Functional Preference of the Mg2+-Structural Motifs
The structural motifs discovered generally relate to the biological role of Mg2+ and the function of the respective proteins. They capture some essential biochemical and/or evolutionary properties, as proteins found to contain a specific structural motif possess structurally homologous Mg2+-binding domains, even though they share no significant sequence homology. Furthermore, the f(2)h(126–158)m motif maps to a specific functional group, namely, hydrolases, indicating the apparent importance of the local Mg2+-binding site structure for the function of these hydrolases.
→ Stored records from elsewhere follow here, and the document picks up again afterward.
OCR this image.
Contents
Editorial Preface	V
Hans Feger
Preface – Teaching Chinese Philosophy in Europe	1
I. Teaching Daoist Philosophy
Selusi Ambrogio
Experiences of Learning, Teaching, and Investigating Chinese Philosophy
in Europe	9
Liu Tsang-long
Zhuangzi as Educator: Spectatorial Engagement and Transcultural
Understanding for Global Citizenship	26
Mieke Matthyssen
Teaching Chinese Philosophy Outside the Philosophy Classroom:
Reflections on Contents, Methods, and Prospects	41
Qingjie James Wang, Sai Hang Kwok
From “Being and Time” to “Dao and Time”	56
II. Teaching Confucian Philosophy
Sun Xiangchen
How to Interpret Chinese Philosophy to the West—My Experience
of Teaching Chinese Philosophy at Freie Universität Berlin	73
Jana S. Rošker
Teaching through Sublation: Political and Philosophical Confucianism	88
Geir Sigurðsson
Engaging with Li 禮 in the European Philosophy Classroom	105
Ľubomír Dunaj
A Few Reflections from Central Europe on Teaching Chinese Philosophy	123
As the f(2)h(126–158)m motif was not found in non-metalloproteins and in Ca2+-binding proteins, the presence of this motif in a novel protein structure may suggest a likely Mg2+-binding site and the protein function. On the other hand, the other 3 motifs map to more than one functional group, suggesting that the local Mg2+-binding site structure is not the only determinant of the protein's function.
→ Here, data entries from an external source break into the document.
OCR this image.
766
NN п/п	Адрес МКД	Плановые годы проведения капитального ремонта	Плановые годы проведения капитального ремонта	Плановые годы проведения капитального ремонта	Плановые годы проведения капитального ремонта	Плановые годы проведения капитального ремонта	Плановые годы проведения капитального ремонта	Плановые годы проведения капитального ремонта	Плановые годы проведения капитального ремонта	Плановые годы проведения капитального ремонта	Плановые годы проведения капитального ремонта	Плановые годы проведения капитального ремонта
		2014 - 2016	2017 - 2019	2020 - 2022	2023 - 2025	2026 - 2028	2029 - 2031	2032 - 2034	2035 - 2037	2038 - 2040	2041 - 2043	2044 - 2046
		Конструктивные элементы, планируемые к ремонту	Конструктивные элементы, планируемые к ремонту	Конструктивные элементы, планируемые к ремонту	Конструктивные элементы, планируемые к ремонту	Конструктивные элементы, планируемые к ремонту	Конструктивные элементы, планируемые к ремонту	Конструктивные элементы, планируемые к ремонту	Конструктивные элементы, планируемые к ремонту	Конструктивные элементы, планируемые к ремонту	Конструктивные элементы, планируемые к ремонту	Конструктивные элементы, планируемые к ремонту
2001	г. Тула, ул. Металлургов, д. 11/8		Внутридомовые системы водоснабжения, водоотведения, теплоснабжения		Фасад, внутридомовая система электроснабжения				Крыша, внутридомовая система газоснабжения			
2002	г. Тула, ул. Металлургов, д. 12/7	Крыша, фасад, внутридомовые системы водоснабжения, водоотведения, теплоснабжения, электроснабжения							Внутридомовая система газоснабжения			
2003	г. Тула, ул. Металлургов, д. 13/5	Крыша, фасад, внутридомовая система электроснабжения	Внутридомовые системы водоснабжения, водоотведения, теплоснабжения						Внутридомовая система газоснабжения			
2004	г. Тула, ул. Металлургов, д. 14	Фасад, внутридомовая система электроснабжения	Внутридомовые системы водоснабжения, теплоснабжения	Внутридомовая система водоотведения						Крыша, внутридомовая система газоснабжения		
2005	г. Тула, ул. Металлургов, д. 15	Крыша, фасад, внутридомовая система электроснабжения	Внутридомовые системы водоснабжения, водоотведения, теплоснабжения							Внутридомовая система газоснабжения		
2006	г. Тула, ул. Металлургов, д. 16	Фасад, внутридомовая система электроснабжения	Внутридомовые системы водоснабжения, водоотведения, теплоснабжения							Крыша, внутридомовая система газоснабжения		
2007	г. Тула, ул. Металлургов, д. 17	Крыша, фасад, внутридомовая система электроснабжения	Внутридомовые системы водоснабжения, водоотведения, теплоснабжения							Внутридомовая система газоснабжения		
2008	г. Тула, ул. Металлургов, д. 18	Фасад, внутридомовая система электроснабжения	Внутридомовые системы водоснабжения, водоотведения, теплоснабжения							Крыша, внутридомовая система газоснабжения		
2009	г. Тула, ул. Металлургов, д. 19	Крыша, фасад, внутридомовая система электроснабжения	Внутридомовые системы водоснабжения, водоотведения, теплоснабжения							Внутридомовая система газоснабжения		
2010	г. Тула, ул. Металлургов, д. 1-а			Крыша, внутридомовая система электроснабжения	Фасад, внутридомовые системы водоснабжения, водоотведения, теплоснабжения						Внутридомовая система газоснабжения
Why Mg2+-Specific Structural Motifs are Not Found For Most Mg2+-Proteins
Out of the 70 nonhomologous Mg2+-proteins, only 16 have first-shell structural motifs, while the rest do not seem to possess any metal-binding site structural motifs-why? One reason might be that some Mg2+-structural motifs may have been missed out in this work. As the dataset employed only proteins with Mg2+-bound structures (see Database subsection below), some PDB structures complexed with heavier metal ions such as Mn2+ may in fact correspond to native Mg2+-binding site(s); moreover, not all structures of proteins whose native co-factor is Mg2+ have been solved. A second reason is that for native Mg2+-binding sites that can accommodate other metal ions such as Ca2+ or Mn2+, the binding-site structure need not be conserved in order to recognize a specific metal co-factor. A third reason is that although Mg2+ occupied the binding site in the 3D structure, it is not the native cofactor. Although all 70 proteins are bound to Mg2+ in our dataset, according to PDBSUM  and from the UniProt annotation and references therein, 14 proteins do not employ Mg2+ as the native co-factor, while for 6 proteins, the native metal-cofactor is apparently not known (see Additional file 1). For example, calbindin d9K is a vitamin D-dependent calcium-binding protein, but in the 1IG5 structure, the native cofactor Ca2+ has been replaced by Mg2+. In Mg2+-proteins with multiple Mg2+-binding sites, one or more sites may be non-native, as they have been artificially induced by the high Mg2+ concentration used during crystallization. In these cases, the local structure of the non-native metal-binding site would not be expected to share any similarity with that of a native Mg2+-binding site, where the conserved local structure (as in the f(2)h(126–158)m motif) plays an important role in the protein's function. The absence of structural motifs for non-native Mg2+-binding sites indirectly supports our strategy.